Ilaria Bergaglio non finisce di stupire: mentre a Novi Ligure e Gavi erano in corso le celebrazioni per l’ennesima grande impresa della podista dell’Atletica Novese che domenica scorsa è giunta terza nella corsa podistica Pistoia –Abetone, gara che assegnava anche i titoli italiani IUTA (Italian ultramarathon and trail association) per la 50 chilometri in salita e Ilaria Bergaglio si è assicurata il titolo di categoria, la Federazione italiana di atletica leggera ha ufficializzato la composizione della rappresentativa italiana per i campionati mondiali sulla distanza dei cento chilometri che quest’anno si svolgeranno ad Ames, in Spagna il 20 settembre.
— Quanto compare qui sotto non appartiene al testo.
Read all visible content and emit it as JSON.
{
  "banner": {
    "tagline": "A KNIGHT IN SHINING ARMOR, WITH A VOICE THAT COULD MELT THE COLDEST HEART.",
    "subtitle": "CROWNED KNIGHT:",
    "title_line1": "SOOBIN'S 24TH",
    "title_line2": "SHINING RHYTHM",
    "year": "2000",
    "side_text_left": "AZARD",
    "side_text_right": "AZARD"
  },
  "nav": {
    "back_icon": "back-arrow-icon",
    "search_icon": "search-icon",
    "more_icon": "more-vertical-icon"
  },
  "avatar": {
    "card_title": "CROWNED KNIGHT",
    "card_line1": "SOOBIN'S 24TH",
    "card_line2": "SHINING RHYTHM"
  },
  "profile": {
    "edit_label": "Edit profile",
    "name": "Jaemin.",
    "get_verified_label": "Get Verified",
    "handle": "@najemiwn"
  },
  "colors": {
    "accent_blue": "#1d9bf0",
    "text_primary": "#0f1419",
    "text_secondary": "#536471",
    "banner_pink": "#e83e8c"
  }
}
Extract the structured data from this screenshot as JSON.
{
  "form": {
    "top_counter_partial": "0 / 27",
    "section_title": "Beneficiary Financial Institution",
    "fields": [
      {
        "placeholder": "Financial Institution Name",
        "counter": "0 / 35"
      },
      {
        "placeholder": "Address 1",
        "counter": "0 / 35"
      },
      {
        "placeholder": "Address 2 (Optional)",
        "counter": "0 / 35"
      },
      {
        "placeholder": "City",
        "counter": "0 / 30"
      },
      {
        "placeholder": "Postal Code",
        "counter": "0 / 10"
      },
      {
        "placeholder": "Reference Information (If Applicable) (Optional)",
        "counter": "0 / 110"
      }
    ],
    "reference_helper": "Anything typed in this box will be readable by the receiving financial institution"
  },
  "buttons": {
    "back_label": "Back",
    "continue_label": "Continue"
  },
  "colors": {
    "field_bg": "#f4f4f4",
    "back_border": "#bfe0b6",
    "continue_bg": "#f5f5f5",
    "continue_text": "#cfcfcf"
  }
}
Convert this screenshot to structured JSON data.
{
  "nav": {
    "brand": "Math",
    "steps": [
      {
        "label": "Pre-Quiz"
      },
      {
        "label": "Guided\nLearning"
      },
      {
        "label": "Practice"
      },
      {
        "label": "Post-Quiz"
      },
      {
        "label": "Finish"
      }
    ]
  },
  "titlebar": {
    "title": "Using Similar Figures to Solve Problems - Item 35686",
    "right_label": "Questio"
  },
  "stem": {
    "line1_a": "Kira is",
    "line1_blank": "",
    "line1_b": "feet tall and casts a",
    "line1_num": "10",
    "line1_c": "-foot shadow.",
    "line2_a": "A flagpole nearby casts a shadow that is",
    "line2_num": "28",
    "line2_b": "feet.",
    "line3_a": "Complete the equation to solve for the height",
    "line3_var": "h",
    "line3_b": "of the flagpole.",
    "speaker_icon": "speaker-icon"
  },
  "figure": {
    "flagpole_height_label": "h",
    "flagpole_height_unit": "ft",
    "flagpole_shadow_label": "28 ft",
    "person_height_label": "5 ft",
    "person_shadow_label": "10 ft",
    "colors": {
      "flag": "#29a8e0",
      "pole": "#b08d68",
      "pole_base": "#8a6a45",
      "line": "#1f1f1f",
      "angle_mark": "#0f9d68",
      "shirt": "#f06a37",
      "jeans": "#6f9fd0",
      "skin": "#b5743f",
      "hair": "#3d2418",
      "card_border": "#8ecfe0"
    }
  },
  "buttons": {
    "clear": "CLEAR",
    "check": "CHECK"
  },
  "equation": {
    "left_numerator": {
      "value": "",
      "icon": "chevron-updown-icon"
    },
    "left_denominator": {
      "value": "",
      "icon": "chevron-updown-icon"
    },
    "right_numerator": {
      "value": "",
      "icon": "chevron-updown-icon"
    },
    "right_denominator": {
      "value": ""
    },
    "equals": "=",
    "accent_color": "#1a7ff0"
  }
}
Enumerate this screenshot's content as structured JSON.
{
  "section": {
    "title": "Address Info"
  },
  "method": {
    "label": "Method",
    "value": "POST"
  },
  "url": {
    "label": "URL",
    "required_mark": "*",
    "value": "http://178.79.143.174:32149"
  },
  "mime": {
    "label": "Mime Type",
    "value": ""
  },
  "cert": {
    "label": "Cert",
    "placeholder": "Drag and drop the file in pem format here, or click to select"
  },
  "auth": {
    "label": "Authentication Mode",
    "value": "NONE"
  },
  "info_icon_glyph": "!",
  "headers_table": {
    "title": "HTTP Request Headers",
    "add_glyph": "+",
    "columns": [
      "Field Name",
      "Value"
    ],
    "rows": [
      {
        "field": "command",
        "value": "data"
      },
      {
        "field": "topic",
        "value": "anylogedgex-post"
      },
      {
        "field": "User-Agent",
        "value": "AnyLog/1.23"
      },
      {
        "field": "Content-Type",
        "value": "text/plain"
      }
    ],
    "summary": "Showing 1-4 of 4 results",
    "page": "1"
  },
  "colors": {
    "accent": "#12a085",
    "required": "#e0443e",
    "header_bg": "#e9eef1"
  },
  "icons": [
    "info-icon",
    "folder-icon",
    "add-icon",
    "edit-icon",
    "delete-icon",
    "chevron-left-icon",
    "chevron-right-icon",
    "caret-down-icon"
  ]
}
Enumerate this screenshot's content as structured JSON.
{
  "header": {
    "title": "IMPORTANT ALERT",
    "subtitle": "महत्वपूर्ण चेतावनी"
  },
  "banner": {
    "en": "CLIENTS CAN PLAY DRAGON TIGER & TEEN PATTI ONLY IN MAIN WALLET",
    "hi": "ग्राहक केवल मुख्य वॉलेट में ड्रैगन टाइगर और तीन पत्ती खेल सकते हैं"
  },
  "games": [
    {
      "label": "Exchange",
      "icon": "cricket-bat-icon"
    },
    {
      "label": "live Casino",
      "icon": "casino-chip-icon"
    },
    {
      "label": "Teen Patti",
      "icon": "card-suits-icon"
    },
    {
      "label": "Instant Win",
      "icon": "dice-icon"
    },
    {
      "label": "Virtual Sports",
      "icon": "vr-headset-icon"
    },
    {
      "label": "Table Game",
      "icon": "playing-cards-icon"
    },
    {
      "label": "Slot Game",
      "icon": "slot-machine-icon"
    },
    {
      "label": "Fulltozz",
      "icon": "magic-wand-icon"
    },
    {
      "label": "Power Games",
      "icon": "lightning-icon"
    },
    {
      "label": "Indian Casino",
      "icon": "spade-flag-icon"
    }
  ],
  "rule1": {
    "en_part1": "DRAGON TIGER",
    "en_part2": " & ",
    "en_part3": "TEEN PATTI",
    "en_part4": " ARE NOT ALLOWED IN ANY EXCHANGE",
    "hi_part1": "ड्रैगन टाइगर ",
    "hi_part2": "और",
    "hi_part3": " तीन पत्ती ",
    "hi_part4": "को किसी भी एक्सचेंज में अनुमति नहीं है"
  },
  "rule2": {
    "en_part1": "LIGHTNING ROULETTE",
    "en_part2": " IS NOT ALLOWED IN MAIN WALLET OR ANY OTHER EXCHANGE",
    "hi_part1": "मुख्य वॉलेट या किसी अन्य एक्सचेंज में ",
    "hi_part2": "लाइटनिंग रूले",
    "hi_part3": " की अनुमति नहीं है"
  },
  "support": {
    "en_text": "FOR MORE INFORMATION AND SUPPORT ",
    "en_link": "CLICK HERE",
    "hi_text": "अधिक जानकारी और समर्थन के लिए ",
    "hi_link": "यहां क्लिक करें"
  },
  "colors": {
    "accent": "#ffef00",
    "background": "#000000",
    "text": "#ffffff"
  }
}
Tra i 12 convocati c’è anche Ilaria Bergaglio che per la terza volta torna a vestire la maglia azzurra dopo i mondiali di Berlino e Bangalore del 2022 e 2024. «È il completamento di un percorso che definire eccezionale è riduttivo – commentano dalla sede dell’Atletica Novese il presidente Stefano Berrino e il segretario Massimo Giacobbe - per lei parlano i risultati: nelle recenti prove di ultramarathon non è mai uscita dalle prime posizioni, dimostrando affidabilità assoluta sulle grandi distanze e mantenendo una condizione fisica superlativa a dispetto degli anni di fatiche che si accumulano». Per Ilaria Bergaglio l'esordio al campionato mondiale è avvenuto a Berlino nel 2022, poi il bis nel 2024 in India a Bangalore. La manifestazione iridata ha cadenza biennale e la podista dell’Atletica Novese, d'autorità, si è meritata la convocazione per la rassegna mondiale 2026. Il 20 settembre ad Ames in Spagna saranno 6 uomini e 6 donne a rappresentare l’Italia. La pattuglia femminile oltre che da Ilaria Bergaglio dell’Atletica Novese è composta da Serena Natolini (Asd Team Km Sport); Federica Moroni (Atletica Rimini Nord Santarcangelo); Daniela Valgimigli (Liferunner SsdArl); Denise Tappatà (Sef Stamura Ancona) e Sarah Giomi (Atletica Castello).
Nella foto:
Ilaria Bergaglio un anno fa è stata premiata con l’Oscar del Novese e dell’Oltregiogo dalla Società storica del Novese.